Morocco reiterates its refusal of hosting migrant detention centers known as disembarkation platforms allowing the EU to externalize its asylum and migration policies.
In an interview with German newspaper Die Welt, Moroccan Foreign Minister Nasser Bourita reaffirmed that his country “is generally opposed to all kinds of centers,”
“This is part of our migration policy and a national sovereign position,” he said.
Bourita blamed political divisions within the EU for blowing the migration problem out of proportion and said Europe had to make up its mind about its southern neighbor: “Are we real partners, or just a neighbor you’re afraid of?”
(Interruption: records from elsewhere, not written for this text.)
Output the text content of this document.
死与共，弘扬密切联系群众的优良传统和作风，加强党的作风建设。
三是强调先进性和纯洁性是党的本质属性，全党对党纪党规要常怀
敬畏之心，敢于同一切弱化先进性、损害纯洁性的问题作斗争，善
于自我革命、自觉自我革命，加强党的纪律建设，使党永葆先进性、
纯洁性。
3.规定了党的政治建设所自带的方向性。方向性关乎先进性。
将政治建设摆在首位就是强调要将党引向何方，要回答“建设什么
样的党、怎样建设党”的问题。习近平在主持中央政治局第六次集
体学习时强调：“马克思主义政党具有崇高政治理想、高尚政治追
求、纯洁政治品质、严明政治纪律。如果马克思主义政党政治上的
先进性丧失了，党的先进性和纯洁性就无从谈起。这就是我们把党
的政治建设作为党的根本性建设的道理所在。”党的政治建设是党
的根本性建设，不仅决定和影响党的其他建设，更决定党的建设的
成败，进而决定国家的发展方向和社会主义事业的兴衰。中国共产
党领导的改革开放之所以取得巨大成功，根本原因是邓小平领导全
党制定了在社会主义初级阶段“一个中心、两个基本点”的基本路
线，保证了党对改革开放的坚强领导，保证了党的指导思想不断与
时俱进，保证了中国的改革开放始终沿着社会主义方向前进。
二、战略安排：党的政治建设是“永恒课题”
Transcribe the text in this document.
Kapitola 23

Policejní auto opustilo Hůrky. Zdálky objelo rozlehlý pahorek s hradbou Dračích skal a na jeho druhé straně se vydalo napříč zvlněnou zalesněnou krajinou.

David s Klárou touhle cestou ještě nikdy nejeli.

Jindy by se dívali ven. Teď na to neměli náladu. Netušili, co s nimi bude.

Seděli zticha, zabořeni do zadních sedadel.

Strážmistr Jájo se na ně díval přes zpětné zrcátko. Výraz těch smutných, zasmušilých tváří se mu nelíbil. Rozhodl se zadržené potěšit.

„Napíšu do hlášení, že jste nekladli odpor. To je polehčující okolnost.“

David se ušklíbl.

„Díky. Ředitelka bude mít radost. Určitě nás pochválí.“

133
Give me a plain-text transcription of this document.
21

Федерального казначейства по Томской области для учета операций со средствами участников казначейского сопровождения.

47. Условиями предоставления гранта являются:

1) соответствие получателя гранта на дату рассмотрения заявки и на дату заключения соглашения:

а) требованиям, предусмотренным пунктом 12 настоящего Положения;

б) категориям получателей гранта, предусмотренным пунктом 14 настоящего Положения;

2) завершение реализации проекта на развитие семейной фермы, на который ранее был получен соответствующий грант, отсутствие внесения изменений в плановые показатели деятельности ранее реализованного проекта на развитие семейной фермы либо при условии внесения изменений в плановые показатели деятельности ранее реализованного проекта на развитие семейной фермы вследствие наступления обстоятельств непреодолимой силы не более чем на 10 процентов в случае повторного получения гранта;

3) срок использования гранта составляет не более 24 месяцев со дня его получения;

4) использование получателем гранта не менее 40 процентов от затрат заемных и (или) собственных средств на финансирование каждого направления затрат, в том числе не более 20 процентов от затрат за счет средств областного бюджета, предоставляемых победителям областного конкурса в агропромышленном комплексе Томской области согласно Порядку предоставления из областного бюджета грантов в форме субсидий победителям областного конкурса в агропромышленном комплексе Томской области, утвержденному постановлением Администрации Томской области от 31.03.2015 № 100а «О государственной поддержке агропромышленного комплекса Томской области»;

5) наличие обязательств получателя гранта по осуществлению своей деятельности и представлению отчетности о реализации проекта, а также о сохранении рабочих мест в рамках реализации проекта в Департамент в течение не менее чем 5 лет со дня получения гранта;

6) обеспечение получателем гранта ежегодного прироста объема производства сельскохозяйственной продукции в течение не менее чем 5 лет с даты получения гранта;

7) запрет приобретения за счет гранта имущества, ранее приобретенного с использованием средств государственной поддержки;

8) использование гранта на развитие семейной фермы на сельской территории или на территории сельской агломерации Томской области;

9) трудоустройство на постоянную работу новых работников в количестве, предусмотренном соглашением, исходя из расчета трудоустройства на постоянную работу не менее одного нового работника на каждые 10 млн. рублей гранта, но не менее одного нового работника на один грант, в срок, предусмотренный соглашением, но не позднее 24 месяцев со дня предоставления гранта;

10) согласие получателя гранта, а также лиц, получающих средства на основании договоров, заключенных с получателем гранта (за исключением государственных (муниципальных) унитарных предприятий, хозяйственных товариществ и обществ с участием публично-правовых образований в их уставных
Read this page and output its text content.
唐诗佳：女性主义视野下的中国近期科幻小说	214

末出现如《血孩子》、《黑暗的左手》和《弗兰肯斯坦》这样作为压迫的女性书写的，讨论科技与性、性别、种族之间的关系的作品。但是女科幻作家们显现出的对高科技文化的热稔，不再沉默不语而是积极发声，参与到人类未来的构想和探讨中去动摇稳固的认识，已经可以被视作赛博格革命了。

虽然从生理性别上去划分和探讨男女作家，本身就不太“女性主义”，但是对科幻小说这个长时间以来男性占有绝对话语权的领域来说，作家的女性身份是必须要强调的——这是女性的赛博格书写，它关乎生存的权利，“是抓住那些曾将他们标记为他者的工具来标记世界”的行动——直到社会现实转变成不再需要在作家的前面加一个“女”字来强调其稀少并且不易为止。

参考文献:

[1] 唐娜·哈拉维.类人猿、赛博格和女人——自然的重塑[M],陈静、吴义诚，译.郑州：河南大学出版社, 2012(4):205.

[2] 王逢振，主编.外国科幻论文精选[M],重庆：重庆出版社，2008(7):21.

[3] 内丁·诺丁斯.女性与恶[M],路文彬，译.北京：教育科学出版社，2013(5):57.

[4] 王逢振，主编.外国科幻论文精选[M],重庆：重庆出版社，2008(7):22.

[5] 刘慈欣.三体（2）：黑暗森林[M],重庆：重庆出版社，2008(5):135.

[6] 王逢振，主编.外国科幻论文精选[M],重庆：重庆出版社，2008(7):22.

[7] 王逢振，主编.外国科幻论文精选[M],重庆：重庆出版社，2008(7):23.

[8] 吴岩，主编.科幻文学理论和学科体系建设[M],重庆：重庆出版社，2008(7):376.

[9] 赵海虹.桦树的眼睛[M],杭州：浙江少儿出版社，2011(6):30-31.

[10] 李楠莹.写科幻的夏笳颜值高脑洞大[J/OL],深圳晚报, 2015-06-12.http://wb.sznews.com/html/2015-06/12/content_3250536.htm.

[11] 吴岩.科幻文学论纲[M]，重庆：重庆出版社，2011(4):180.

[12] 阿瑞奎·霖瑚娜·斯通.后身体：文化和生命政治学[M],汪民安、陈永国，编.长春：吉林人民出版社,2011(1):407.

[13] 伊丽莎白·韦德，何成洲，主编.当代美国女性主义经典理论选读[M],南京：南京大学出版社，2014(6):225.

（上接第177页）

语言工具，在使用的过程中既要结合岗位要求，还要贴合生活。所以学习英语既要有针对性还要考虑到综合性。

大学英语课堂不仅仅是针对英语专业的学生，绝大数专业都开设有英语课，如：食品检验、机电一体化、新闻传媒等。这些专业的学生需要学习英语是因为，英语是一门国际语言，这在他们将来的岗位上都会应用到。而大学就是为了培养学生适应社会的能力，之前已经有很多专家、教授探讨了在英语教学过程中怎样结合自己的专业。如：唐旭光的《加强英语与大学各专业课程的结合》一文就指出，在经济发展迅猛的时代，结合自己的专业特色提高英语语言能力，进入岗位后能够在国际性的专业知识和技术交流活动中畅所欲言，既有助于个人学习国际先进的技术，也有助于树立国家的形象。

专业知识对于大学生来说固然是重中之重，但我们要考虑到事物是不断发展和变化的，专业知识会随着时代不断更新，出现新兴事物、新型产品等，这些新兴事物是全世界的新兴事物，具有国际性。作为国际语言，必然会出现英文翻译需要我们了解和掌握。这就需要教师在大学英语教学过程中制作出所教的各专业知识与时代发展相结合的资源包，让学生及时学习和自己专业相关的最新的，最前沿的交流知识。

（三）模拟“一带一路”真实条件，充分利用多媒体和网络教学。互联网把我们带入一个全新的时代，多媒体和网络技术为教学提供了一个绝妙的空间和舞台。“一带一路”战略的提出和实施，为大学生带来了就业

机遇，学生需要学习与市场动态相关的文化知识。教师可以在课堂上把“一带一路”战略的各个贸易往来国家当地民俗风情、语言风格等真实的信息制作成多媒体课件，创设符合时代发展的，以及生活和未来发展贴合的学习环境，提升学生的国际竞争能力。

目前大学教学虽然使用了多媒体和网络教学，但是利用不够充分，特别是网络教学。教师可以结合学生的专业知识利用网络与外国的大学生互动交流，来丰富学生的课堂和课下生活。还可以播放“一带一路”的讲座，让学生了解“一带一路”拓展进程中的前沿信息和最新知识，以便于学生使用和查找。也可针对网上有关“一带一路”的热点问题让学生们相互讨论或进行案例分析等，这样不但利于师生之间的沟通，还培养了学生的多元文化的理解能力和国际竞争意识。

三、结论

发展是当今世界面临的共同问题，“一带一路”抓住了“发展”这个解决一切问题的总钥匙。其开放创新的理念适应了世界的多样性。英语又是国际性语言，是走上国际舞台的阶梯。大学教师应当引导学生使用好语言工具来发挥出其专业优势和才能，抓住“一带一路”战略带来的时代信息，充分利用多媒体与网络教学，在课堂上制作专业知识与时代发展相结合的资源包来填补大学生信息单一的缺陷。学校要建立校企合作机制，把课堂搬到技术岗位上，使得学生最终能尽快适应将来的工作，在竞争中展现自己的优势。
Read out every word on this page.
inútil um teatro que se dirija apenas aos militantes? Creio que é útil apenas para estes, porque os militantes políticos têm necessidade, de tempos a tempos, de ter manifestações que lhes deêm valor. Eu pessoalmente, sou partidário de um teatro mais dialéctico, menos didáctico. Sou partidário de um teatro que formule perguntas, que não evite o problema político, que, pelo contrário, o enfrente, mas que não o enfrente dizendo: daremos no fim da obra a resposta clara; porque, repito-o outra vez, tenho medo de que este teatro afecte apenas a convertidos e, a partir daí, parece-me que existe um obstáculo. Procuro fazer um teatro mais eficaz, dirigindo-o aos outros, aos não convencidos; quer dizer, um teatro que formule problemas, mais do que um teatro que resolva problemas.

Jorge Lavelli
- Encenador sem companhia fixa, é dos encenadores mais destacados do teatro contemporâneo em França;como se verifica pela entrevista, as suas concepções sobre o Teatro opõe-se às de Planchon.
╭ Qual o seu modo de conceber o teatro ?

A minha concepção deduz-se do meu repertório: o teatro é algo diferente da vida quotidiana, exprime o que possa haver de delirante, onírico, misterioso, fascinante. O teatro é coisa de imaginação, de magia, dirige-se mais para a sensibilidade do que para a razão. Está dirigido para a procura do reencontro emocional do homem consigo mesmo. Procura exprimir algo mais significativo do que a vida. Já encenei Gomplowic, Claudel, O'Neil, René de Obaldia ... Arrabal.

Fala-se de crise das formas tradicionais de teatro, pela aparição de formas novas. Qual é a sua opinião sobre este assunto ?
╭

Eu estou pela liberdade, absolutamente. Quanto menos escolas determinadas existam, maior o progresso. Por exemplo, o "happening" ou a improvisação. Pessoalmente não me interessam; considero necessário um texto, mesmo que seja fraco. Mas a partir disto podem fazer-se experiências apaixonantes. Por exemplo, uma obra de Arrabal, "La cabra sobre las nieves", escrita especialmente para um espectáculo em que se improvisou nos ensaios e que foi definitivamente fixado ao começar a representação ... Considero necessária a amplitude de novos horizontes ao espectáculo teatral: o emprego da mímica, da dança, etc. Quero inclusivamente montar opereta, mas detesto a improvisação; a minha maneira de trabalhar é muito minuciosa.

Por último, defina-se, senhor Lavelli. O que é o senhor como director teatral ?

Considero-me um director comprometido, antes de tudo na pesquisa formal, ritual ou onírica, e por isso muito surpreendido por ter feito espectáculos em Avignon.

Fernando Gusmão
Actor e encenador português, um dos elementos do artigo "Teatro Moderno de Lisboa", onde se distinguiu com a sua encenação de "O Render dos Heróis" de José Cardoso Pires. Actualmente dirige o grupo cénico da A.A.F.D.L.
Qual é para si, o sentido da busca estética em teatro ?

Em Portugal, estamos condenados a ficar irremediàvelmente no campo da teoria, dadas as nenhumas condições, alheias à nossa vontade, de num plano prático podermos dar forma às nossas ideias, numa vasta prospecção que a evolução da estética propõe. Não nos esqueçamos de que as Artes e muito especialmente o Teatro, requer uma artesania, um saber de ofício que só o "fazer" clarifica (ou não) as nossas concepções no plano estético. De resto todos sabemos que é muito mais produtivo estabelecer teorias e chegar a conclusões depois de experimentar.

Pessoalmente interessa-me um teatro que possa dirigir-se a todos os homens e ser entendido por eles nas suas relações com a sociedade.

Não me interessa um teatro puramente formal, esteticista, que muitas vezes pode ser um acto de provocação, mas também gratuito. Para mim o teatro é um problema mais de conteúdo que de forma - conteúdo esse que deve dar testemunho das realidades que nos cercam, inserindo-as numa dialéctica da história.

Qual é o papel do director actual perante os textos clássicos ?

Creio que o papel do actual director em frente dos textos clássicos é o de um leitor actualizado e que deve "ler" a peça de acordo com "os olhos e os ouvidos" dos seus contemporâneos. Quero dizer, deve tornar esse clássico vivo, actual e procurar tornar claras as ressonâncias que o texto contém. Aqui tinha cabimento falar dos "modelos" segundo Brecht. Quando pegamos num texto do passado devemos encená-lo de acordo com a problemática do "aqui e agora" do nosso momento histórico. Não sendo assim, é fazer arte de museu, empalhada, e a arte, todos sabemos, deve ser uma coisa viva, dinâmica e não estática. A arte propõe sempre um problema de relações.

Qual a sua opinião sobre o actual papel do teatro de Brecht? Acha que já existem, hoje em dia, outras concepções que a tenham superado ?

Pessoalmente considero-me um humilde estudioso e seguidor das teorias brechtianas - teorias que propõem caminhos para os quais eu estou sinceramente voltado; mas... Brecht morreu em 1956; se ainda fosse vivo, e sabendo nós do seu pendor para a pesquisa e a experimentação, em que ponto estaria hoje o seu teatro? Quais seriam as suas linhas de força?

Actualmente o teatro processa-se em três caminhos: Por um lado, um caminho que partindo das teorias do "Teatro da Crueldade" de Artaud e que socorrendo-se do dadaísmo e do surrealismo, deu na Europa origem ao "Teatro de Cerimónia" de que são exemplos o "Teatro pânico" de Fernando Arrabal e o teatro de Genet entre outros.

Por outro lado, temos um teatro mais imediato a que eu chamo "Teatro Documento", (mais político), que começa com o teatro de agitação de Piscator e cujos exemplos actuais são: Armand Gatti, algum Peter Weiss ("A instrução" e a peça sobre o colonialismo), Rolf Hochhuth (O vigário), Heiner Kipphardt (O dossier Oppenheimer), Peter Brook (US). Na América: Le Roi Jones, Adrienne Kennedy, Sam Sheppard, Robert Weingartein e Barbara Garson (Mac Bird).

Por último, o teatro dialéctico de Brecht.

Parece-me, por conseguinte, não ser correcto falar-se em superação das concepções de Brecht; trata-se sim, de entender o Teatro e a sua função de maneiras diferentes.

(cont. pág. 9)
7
Migration management has uncovered deep rifts in the EU between states with diverging policies.
Last month, the EU launched formal talks with Egypt over how Cairo can help curb migration from the region in exchange for financial support.
The mayhem in Libya and the tightening of border control by Turkey is pushing increasing numbers of illegal migrants to opt for the Maghreb route, which puts a strain notably on Morocco, viewed as the most attractive route to Europe.
Morocco responded to the migration problem by launching a solidarity-based policy granting legal stay to more than 50,000 migrants while cracking down on trafficking networks with at least 80 gangs dismantled so far and 54,000 illegal migration attempts foiled.